Steve Bruce enjoyed prolonged support from Salut! Sunderland, not from every one of its writers but from the two most closely associated with it. We showed patience and understanding; we also set a deadline. It was reached with Sunderland AFC in a calamitous position, contrary to what Bruce argues now while claiming with more reason that the squad doing so well under Martin O’Neill is his squad. His retreat in recent weeks into autowhinge mode is presumably designed to boost the cv; it has begun to seem unedifying and absurd. Pete Sixsmith makes a similar point in his own way …
I have often been asked “Doctor, what are the classic symptoms of depression and the first signs of descent into madness?” My answer to that is that the beginnings of madness is when the patient goes into denial, begins to blame all those around them for things that have gone wrong and refuses to accept that any personal responsibility.
Take a patient I know well. He had a high-pressure, highly paid job at a much loved institution in the North East of England. He started the job well, having replaced – if we overlook the caretaker phase – a moody and unpredictable predecessor and he seemed like a breath of fresh air.
Those underneath him were inspired by his leadership and despite a falling off in performance levels, he was popular with work mates, shareholders and those who took an interest in his employers.
As time moved on, it was becoming apparent to those who followed the company that all was not going as swimmingly as it had been. Top employees were leaving, either permanently or temporarily, and the mood around the workplace was changing to sullen resentment and general unhappiness with Carisoprodol online pills. Action needed to be taken.
The owners of the institution decided that the patient was no longer fulfilling his early potential and that a change was necessary. Some shareholders had been vociferous in their criticism, drawing attention to his girth and his roots, but most had attended meetings (held every other Saturday) and had silently shaken their heads at some of the bizarre decisions that the patient had made.
The change was made and a charismatic Irishman arrived to transform the company’s fortunes, using the raw materials that the patient had left behind, but using them properly and making sure that pegs were firmly fitted into holes.
After a spell of silence (welcomed by most of the shareholders), the Cialis pharmacy patient then decided that he had to justify himself and here we see the classic signs of self-denial.
The many things that had gone wrong were not his fault; he had been badly misjudged by the shareholders; his successor’s success was mainly due to him and the hard work that he had put in before his departure.

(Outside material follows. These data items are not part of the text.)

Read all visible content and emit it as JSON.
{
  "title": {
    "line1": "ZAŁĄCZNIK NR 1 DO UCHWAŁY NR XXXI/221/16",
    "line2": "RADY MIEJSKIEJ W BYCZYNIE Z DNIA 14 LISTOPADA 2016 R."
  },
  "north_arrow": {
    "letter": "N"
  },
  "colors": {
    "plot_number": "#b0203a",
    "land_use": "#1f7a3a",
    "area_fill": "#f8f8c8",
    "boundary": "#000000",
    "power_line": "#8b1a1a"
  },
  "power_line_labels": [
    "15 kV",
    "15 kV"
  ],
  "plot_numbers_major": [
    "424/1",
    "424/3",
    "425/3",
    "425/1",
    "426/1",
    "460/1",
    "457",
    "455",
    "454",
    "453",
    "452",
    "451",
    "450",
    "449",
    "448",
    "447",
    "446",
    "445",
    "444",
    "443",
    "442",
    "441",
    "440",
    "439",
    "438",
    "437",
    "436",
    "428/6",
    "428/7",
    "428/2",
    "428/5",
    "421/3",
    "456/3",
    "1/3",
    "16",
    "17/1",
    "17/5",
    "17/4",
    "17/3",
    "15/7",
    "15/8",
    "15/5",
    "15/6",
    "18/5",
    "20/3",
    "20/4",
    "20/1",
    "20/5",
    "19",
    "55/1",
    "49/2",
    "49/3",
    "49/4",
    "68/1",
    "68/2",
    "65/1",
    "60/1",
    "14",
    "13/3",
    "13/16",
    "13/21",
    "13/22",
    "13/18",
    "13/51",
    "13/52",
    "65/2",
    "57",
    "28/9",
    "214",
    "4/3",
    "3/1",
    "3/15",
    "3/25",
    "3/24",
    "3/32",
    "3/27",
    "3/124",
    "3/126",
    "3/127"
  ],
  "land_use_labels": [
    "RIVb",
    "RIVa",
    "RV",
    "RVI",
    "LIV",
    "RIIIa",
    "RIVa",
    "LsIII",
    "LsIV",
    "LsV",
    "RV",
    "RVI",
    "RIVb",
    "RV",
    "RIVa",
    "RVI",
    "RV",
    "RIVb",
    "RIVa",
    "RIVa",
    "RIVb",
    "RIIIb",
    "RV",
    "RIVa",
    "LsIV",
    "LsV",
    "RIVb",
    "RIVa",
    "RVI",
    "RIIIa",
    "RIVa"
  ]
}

Classic self-denial as you can see. The shareholders who insulted him were, in his mind, the prime reason for the decline of the company while he was in charge. The insults were seen as unfair because, in his own words, “he could not help where he was born” and it had placed a strain on his social life, restricting his visits to the pub on the housing estate where he lived.
He found a sympathetic ear amongst some in his peer group who, aware that they could be next, were quite willing to tell him what he wanted to hear. Another group, closely attached to the patient’s profession, were also willing to listen to him and broadcast his complaints about the way that the shareholders had treated him was grossly unfair.
The measured response of many shareholders was that the patient had brought much of this on himself and that, although he brought some excellent new machinery to the company, he had either used it wrongly or not at all. Some were not that complimentary.
So, as the patient emerges from the depression brought on by losing a job that appeared to be too much for him, he is refusing to face up to the fact that, although he quite clearly is a Tynesider of considerable build, he lost his job because he showed that he wasn’t particularly good at it.
Continued denial will lead to the patient finding it harder and harder to get a worthwhile job. He was rejected for one in the Midlands and his dream job on Tyneside is not likely to become vacant for a while. He needs to keep taking the tablets and return to a darkened room – preferably for a long time.